The second step, before deploying GenAI, is to define your concept of responsibility. This exercise essentially defines the lines you do not wish to cross for your organization, and these lines depend on the nature of the business. Consider three examples:

  • A pharmacy is considering using a chatbot for customer queries. It is possible that the pharmacist deems acceptable that the chatbot replies to queries about loyalty cards or the range of perfumes on sale. On the other hand, the pharmacist might categorically refuse that the chatbot answer any question relating to the choice or dosage of a medication. He or she may believe that such queries only be answered by a certified professional.
  • An apartment rental company decides to deploy a chatbot. Beforehand, the owner might accept that the chatbot reply to queries about vacant apartments for rent in relation to costs, age, utilities, commute times, etc. On the other hand, the owner might refuse that the chatbot take part in the compilation of client dossiers where sensitive information like salaries or childrens’ school addresses are processed. In this way, the owner is mitigating the risk of losing sensitive information.
  • In the case of a university, it is possible that staff accept that a chatbot responds to questions concerning homework, recommended readings, but that the chatbot never gives out advice on the courses a student should take. The staff may believe that one can only orientate a student after discussing with and getting to know that student.

4. The Importance of Governance

The first two steps are really about organizational data governance. This theme is concerned with taking responsibility for, and accounting for, all data processing within the organization. Data governance is a journey, and some aspects are covered by law.

For instance, data protection regulations like the European GDPR and Swiss data protection law control the processing of personal data within companies. Organizations are obliged to have formal reasons for storing data (such as a person’s consent, or a legal requirement such as firms archiving salary data), and they must protect data with the same rigor that we expect of banks to protect our savings. The new EU Artificial Intelligence Act regulates how organizations use AI. In particularly, organizations will need to conduct a risk analysis for each AI system it deploys. Certain types of processing will be deemed as having unacceptable risks. Commonly cited examples include systems that do real-time facial recognition, subliminally influence children, or classify individuals based on sexual or racial characteristics.

In fine, adopting AI should be done in the context of a responsible IT transition.

5. Is There a Bigger Context?

The debate around GenAI is much bigger than what individual organizations decide to do with the technology. GenAI has a profound geopolitical impact.
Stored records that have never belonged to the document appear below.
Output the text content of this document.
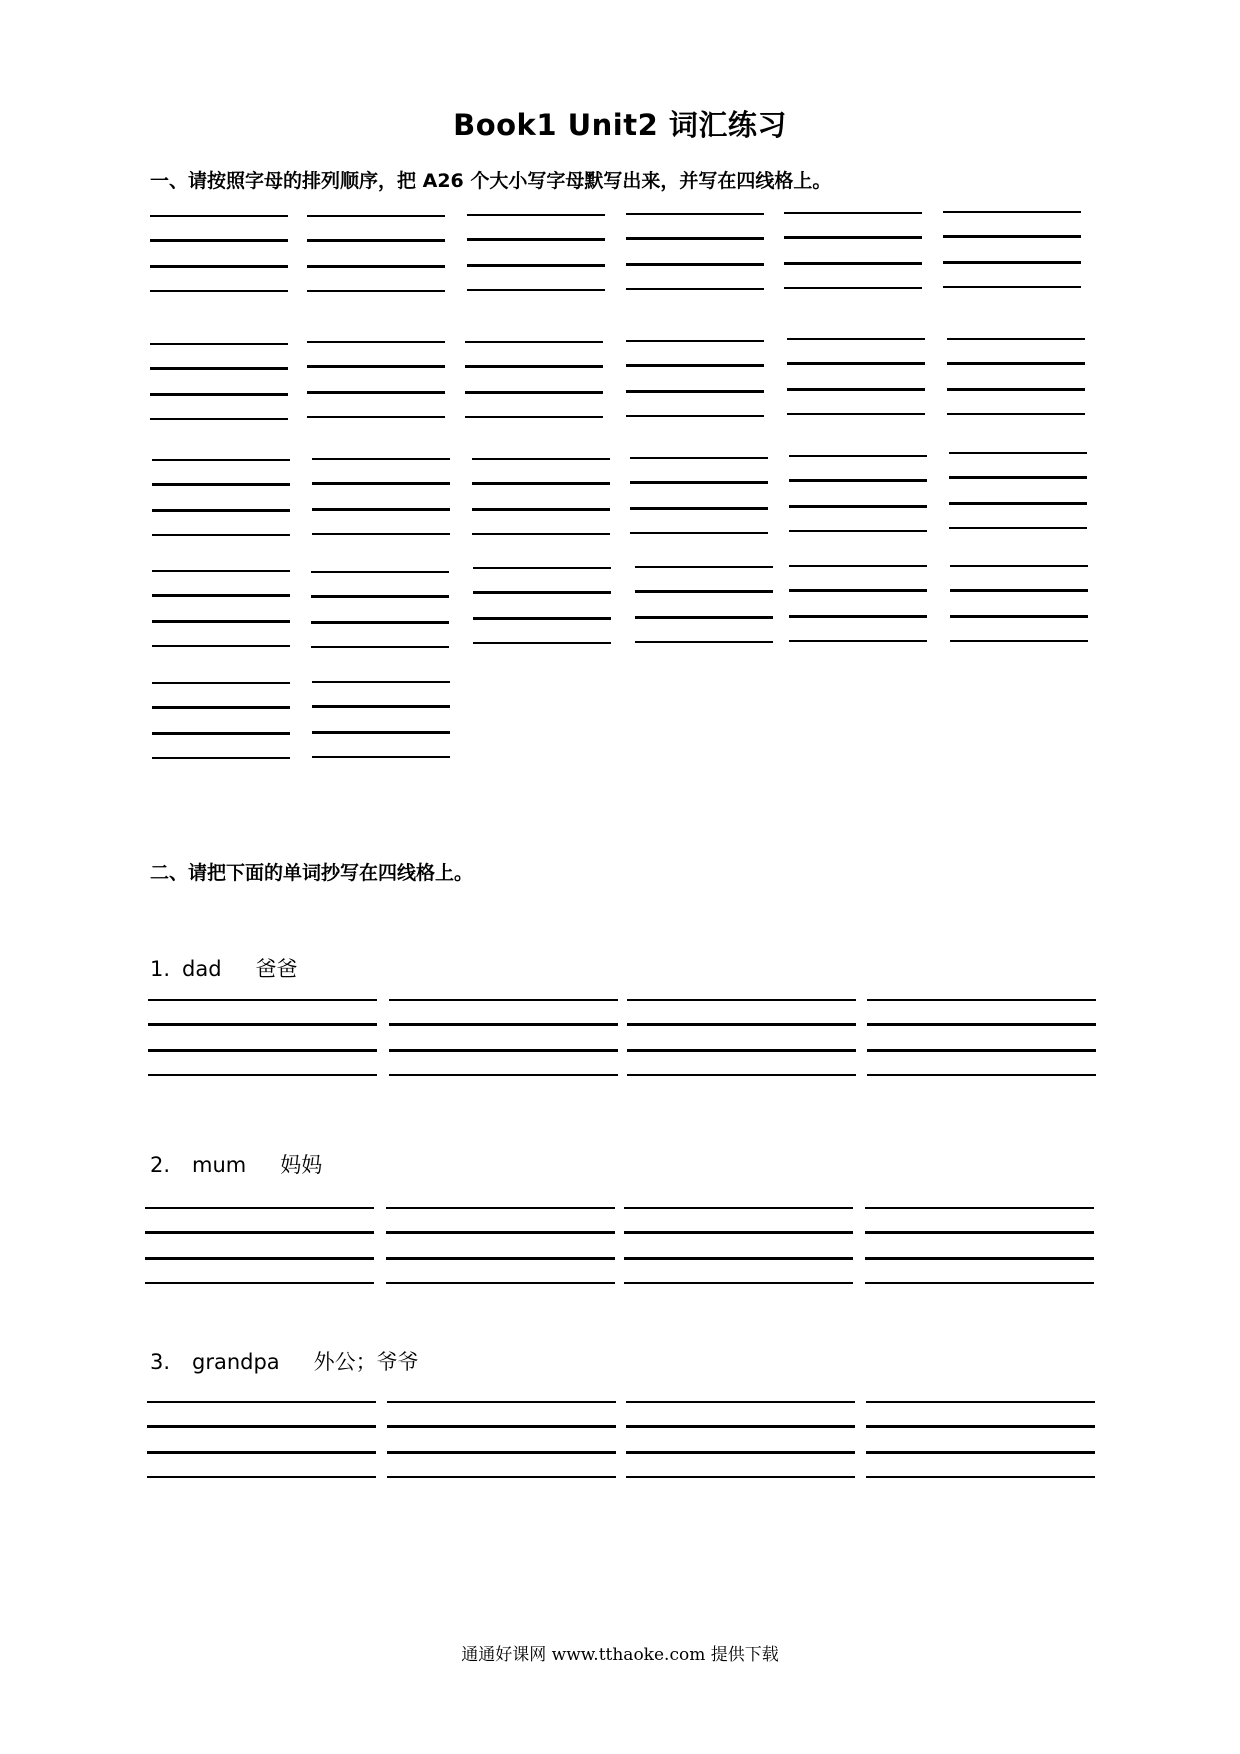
Book1 Unit2 词汇练习
一、请按照字母的排列顺序，把 A26 个大小写字母默写出来，并写在四线格上。
二、请把下面的单词抄写在四线格上。
1. dad 爸爸
2. mum 妈妈
3. grandpa 外公；爷爷
通通好课网 www.tthaoke.com 提供下载
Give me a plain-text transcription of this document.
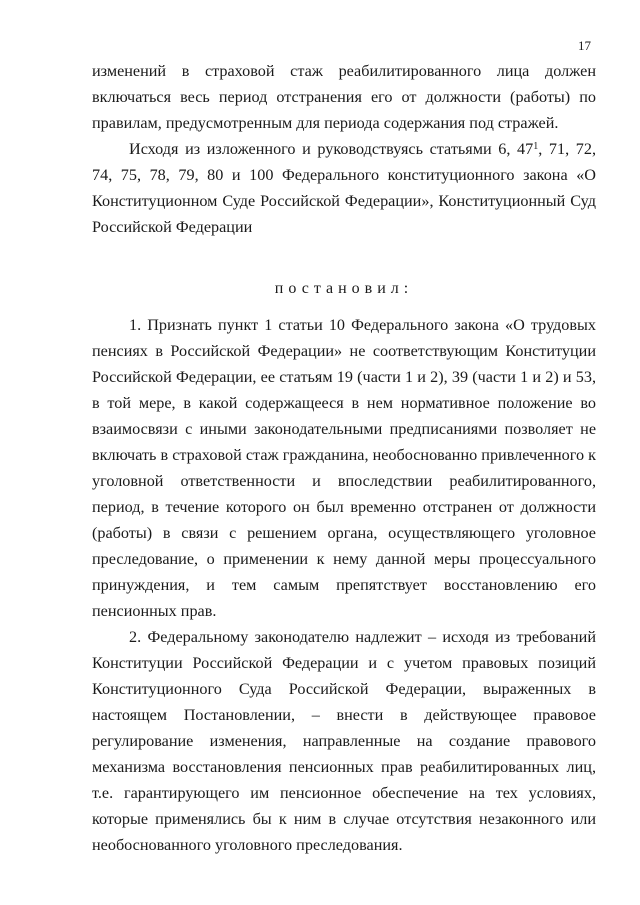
17

изменений в страховой стаж реабилитированного лица должен включаться весь период отстранения его от должности (работы) по правилам, предусмотренным для периода содержания под стражей.

Исходя из изложенного и руководствуясь статьями 6, $47^1$, 71, 72, 74, 75, 78, 79, 80 и 100 Федерального конституционного закона «О Конституционном Суде Российской Федерации», Конституционный Суд Российской Федерации

постановил:

1. Признать пункт 1 статьи 10 Федерального закона «О трудовых пенсиях в Российской Федерации» не соответствующим Конституции Российской Федерации, ее статьям 19 (части 1 и 2), 39 (части 1 и 2) и 53, в той мере, в какой содержащееся в нем нормативное положение во взаимосвязи с иными законодательными предписаниями позволяет не включать в страховой стаж гражданина, необоснованно привлеченного к уголовной ответственности и впоследствии реабилитированного, период, в течение которого он был временно отстранен от должности (работы) в связи с решением органа, осуществляющего уголовное преследование, о применении к нему данной меры процессуального принуждения, и тем самым препятствует восстановлению его пенсионных прав.

2. Федеральному законодателю надлежит – исходя из требований Конституции Российской Федерации и с учетом правовых позиций Конституционного Суда Российской Федерации, выраженных в настоящем Постановлении, – внести в действующее правовое регулирование изменения, направленные на создание правового механизма восстановления пенсионных прав реабилитированных лиц, т.е. гарантирующего им пенсионное обеспечение на тех условиях, которые применялись бы к ним в случае отсутствия незаконного или необоснованного уголовного преследования.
For example:

There has been a large push for legislation to encourage responsible AI, from China and Asia, to Europe and the US. The aim of these regulations is to promote responsible use of GenAI by citizens and organizations. Key principles of the Hiroshima framework for instance include the requirement to tag the origin AI-generated content (so that it can be more easily identified as disinformation or as copyright infringed material), evaluate the societal risks of deploying AI systems, and prioritize the development of systems that tackle global challenges such as education and climate change.

6. Conclusion

Generative AI is a game-changer since it permits automation of core organizational work processes. The challenge is that the technology brings risks, and IT companies are not always willing to underscore these, or explain how the risks can be addressed. After all, the technology companies provide the technology to organizations but the organizations must accept risk consequences.

Organizations can adopt GenAI and its advantages. They just need to define their idea of responsibility beforehand, and ensure that adoption is part of a transition towards responsible data governance.